"Why?"
"She came to look at us—to see what manner of people we were—to see how we lived—to measure the distance between our life and hers. As she went away," she went on, "she remembered that she had seen me before. She told me that I was very like my mother."
She leaned forward, her hands clasped palm to palm between her knees.
"There was a man who did my mother a great wrong once," she said. "They had loved each other in a mad sort of way for a long time, but in the end, I suppose, he got tired, for suddenly he went away. When he was gone, my mother did not speak of him and it was as if he had never lived, but she grew haggard and dreadful and lost her beauty.

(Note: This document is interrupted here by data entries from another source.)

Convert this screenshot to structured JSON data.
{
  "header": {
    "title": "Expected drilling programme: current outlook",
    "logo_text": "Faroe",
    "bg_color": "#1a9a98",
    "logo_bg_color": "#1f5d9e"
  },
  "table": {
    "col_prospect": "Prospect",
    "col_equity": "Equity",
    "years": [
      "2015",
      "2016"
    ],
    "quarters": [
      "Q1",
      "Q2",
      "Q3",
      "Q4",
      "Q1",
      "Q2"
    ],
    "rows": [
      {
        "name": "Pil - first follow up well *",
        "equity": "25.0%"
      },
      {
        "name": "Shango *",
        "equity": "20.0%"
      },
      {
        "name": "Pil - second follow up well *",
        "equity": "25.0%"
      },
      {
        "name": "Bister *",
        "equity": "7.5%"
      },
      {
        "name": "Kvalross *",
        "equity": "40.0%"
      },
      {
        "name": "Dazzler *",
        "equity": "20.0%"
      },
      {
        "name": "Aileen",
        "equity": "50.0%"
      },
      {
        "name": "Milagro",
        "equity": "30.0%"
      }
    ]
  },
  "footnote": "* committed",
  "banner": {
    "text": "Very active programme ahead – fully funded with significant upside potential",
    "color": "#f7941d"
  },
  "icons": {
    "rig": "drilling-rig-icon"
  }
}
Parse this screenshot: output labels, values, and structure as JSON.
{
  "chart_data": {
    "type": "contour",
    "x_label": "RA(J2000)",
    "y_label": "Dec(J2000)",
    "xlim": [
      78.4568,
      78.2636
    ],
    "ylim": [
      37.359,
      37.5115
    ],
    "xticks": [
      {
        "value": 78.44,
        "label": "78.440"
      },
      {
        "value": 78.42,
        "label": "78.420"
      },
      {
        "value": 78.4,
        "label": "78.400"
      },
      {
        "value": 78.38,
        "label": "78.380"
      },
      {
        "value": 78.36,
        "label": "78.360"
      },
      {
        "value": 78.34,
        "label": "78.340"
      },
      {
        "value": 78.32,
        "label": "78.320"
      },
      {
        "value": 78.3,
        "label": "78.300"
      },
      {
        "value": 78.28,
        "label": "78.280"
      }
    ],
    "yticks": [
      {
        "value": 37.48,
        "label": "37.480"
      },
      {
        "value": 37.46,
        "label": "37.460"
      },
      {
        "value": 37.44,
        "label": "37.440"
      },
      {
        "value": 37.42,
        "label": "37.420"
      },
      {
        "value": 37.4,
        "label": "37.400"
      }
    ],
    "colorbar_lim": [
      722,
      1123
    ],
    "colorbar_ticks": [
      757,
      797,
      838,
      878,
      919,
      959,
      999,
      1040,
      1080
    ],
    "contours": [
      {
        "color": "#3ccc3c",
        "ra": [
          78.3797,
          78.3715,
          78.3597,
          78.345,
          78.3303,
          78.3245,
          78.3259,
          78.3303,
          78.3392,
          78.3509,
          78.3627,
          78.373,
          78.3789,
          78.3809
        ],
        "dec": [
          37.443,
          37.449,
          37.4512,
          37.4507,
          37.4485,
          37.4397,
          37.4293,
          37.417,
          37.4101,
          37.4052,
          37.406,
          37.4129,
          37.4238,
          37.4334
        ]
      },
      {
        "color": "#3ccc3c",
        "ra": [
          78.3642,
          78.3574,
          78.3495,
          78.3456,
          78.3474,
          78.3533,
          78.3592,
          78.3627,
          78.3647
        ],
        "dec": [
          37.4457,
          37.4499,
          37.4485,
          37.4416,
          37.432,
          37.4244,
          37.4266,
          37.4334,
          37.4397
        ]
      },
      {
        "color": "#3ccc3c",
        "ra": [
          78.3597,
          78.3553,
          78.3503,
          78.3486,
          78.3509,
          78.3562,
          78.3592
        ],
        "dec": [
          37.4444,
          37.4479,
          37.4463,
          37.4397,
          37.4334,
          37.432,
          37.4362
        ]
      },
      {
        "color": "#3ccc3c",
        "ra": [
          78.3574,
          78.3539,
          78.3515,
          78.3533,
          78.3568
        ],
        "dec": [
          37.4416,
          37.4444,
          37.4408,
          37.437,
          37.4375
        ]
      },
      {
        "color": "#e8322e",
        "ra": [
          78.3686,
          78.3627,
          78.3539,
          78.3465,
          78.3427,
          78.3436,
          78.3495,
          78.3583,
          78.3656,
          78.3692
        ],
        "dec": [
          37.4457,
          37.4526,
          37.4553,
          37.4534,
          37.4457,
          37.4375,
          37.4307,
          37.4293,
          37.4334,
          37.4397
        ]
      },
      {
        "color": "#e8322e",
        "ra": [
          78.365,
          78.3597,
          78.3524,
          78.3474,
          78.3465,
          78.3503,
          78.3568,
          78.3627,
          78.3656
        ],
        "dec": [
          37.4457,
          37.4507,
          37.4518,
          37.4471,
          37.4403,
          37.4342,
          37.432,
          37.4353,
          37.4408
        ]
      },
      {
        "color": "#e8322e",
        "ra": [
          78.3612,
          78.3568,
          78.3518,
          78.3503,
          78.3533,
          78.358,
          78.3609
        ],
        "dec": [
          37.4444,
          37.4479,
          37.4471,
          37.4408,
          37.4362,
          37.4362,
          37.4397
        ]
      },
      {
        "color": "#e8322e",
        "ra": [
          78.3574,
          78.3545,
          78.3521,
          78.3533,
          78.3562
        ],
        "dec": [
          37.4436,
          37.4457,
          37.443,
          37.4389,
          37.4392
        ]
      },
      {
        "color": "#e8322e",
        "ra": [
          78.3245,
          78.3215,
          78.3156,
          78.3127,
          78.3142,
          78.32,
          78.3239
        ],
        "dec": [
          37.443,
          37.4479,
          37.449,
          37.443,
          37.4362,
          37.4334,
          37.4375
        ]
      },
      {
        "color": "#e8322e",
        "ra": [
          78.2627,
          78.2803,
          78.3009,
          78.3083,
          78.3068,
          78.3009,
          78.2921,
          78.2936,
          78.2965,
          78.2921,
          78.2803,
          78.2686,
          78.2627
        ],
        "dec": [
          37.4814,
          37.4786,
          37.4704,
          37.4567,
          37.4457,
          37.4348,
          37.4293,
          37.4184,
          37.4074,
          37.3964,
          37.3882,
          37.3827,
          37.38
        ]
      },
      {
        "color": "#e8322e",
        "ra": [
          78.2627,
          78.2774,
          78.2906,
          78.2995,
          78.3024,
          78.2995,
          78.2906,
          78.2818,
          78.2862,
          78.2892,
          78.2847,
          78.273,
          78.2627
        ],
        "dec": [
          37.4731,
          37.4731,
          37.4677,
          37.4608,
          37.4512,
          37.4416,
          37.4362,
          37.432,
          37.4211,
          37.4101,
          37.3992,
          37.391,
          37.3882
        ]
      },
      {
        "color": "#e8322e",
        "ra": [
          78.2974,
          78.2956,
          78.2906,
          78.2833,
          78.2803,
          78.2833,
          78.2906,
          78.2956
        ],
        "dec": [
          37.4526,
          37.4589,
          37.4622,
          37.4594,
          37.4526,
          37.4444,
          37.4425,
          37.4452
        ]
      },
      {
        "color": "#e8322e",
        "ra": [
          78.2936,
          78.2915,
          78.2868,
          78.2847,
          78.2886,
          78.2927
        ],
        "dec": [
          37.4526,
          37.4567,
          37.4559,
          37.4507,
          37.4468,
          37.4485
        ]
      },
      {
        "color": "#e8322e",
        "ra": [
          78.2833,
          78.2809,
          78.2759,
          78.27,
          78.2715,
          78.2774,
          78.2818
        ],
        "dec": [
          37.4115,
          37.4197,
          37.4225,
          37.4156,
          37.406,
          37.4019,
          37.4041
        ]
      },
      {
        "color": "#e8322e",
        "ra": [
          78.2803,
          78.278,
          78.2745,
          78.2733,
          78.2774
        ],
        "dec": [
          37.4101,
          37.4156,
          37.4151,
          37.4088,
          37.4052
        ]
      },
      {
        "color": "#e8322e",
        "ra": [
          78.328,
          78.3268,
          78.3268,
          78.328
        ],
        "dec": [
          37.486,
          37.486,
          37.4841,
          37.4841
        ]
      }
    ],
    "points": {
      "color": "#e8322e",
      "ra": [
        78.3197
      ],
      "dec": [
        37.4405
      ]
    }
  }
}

I was a little child and she took me with her and began to travel from one place to another. I did not know why at first, but I found out afterward. She was following him. She found him in Paris, at last, after two years. One foggy night she took me to a narrow street near one of the theaters, and after we got there I knew she was waiting for some one, because she walked to and fro between two of the street lamps dragging me by the hand. She walked so for half an hour, and then the man came, not knowing we were there. She went to him, dragging me with her, and when she stood in front of him, threw back her veil and let the light shine upon her. She lifted her hand and struck him—struck him full upon the face, panting for breath. 'I am a woman,' she said. 'I am a woman and I have struck you! Remember it to your last hour as I shall!' I thought that he would strike her back, but he did not. His hands fell at his sides, and he stood before her pale and helpless. I think it was even more terrible than she had meant it to be——"
Mrs. Murdoch stopped her, almost angrily.
"Why do you go back to it?" she demanded. "Why should you think of such a story now?"
"It came to me," she answered. "I was thinking that it is true that I am like her,—I bear a grudge such a long time, and it will not die out. It is her blood which is strong in me. She spoke the truth."
Early in the afternoon Rachel Ffrench, sauntering about the garden in the sun, saw Murdoch coming down the road toward the house,—not until he had first seen her, however. His eyes were fixed upon her when she turned, and it seemed as if he found it impossible to remove them, even for a breath's time. Since his glance had first caught the pale blue of her dress he had not once looked away from it. All the morning, in the midst of the smoke and din of the workrooms, he had been thinking of the hours to come. The rest of the day lay before him. The weather was dazzling; the heat of summer was in the air; the garden was ablaze with flowers whose brightness seemed never to have been there before; there was here and there the drone of a bee, and now and again a stir of leaves. The day before had been of another color and so might the morrow be, but to-day left nothing to be believed in except its own sun and beauty.
When at last he was quite near her, he seemed for a little while to see nothing but the faint pale blue of her dress. He never forgot it afterward, and never remembered it without a sense of summer heat and languor. He could not have told what he said to her, or if he at first spoke at all. Soon she began to move down the path and he followed her,—simply followed her,—stopping when she stopped to break a flower from its stem.
It was as she bent forward once that she told him of what she had done.